Pourquoi êtes-vous parti sur cette idée de mettre
en scène des situations, est-ce parce que vous ne pouviez pas
les saisir dans le réel ?
Ils sont dans le réels ! Cette généalogiste américaine
dont je parle, jusqu’à ce que je vous le dise, je pense
que vous étiez persuadé que c’est une rencontre
de hasard, à un endroit où il y a des archives. Et j’aurais
pu la rencontrer ainsi, mais j’allais pas attendre une semaine
de savoir si elle allait arriver. À un moment donné,
je peux me simplifier un tout petit peu la vie et ne pas confier le
sort du film à un hasard qui ferait que, peut-être, au
bout de 15 jours, 10 jours ou d’1 mois, je rencontrerais une
généalogiste américaine qui fait des généalogies
de descendants d’esclaves. Donc, je l’organise. Et tant
qu’à faire, autant qu’elle soit la plus riche et
la plus présente possible à l’écran. J’aimais
bien qu’elle soit âgée,qu’elle soit d’origine
française, toute une série de choses qui rendait son
récit encore plus complexe, je pensais qu’elle serait
bonne à l’écran aussi, ça compte. C’est
un travail normal de cinéaste. Après que ce soit du
documentaire ou de la fiction, si vous voulez absolument qu’on
mette des étiquettes, on peut le faire mais c‘est un
travail de choix et d’élaboration.
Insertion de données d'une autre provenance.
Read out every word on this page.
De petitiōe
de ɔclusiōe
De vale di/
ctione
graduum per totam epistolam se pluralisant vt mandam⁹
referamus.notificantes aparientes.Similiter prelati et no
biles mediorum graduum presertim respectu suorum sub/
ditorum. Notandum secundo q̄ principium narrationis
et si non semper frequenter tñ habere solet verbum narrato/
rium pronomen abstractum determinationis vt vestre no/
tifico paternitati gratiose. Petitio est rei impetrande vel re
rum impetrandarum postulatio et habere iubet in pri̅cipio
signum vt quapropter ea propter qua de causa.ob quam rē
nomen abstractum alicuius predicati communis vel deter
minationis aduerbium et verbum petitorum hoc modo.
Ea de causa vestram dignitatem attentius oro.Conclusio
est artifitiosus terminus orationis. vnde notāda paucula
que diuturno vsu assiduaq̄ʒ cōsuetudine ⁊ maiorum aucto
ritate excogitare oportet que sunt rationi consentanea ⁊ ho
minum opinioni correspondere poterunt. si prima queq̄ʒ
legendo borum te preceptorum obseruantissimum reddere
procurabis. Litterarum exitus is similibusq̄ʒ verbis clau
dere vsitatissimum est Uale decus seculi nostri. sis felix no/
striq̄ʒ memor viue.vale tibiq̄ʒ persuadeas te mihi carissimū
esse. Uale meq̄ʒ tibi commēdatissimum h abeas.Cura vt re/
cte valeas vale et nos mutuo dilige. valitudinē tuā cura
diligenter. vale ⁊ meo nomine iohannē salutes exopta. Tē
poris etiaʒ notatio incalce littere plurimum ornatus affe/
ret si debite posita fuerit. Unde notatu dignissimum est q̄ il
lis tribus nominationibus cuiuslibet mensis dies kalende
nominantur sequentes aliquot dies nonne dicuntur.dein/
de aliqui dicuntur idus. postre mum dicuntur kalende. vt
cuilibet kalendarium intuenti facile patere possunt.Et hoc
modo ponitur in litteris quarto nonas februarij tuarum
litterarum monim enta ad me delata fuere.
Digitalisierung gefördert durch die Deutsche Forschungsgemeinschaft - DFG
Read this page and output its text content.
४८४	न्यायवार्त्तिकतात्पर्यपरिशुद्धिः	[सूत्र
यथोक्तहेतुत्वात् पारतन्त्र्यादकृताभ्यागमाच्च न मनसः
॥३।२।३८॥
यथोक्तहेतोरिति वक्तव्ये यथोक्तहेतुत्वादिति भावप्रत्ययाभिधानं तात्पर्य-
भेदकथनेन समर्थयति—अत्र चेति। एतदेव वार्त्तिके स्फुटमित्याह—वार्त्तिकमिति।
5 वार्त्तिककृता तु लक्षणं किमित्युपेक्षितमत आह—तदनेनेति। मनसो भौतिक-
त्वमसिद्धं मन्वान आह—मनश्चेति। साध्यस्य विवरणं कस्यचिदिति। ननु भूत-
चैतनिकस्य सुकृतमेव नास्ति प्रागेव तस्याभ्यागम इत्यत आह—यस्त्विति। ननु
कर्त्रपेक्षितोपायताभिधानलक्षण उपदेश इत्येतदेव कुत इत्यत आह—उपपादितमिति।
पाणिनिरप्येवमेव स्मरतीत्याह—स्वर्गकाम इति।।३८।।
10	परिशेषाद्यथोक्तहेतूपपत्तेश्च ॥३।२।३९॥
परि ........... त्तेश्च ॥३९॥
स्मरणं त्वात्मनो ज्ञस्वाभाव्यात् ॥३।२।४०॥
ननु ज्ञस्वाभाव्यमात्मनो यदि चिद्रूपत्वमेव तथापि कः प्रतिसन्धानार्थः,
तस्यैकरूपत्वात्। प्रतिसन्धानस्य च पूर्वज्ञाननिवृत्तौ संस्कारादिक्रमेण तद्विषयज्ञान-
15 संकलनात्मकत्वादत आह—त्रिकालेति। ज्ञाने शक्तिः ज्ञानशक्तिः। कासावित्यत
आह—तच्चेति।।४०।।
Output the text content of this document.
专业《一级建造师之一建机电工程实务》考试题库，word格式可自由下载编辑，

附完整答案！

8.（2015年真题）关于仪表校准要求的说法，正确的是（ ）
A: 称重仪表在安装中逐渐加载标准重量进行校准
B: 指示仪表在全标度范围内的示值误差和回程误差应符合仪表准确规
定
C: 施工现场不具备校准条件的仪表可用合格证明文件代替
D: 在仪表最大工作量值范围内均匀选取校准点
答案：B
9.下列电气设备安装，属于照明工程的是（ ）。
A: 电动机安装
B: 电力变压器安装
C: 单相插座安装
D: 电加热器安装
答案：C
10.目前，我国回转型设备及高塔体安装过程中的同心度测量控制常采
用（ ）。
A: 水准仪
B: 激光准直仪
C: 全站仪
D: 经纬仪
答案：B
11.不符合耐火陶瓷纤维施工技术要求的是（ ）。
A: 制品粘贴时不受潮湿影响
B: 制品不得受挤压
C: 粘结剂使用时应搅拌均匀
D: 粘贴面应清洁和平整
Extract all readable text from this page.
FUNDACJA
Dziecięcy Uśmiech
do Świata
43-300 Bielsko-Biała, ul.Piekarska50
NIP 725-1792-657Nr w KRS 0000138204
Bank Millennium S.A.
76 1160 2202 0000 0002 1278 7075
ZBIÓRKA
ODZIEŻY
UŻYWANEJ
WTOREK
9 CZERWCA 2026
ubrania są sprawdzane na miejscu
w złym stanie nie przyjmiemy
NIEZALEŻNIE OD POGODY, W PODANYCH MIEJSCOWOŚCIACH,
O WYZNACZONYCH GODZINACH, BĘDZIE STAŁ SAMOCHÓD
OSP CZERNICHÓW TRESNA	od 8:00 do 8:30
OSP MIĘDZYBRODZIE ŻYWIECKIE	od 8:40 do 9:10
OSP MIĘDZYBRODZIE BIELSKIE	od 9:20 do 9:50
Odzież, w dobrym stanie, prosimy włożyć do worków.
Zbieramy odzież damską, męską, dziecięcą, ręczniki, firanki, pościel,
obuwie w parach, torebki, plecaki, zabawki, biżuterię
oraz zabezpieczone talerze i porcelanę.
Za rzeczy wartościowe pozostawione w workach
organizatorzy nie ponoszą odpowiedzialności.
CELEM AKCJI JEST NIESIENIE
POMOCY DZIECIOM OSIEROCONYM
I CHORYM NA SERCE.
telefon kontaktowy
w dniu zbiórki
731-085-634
Je suis avec mon nom
précieux et il y en a qui n'ont pas de nom, alors qu’est-ce-qu’on
fait ? C’est comme le repas dans la famille juive en Lituanie,
où on leur dit :«les racines ?» et ils disent:
« Ah, si on était des nobles, des barons ou des comtes,
peut-être qu’on connaîtrait nos origines, mais nous
sommes des gens simples, donc on sait pas d’où on vient
!». Sous entendu, moi qui m’intéresse à
mes origines, je suis un aristocrate. Très bien, ça
me fait rire. Enfin, j’entends bien ce qu’ils veulent
dire. Et cette scène donne un contrepoint à l’attitude
que je peux avoir dans le film. On pourrait croire que je suis précieusement
attaché à ce nom qui est un capital, que je veux vraiment
savoir quelles sont toutes mes origines, et que je vais constituer
un arbre généalogique alors qu’au fond, je suis
aussi prêt à me moquer de ma propre démarche.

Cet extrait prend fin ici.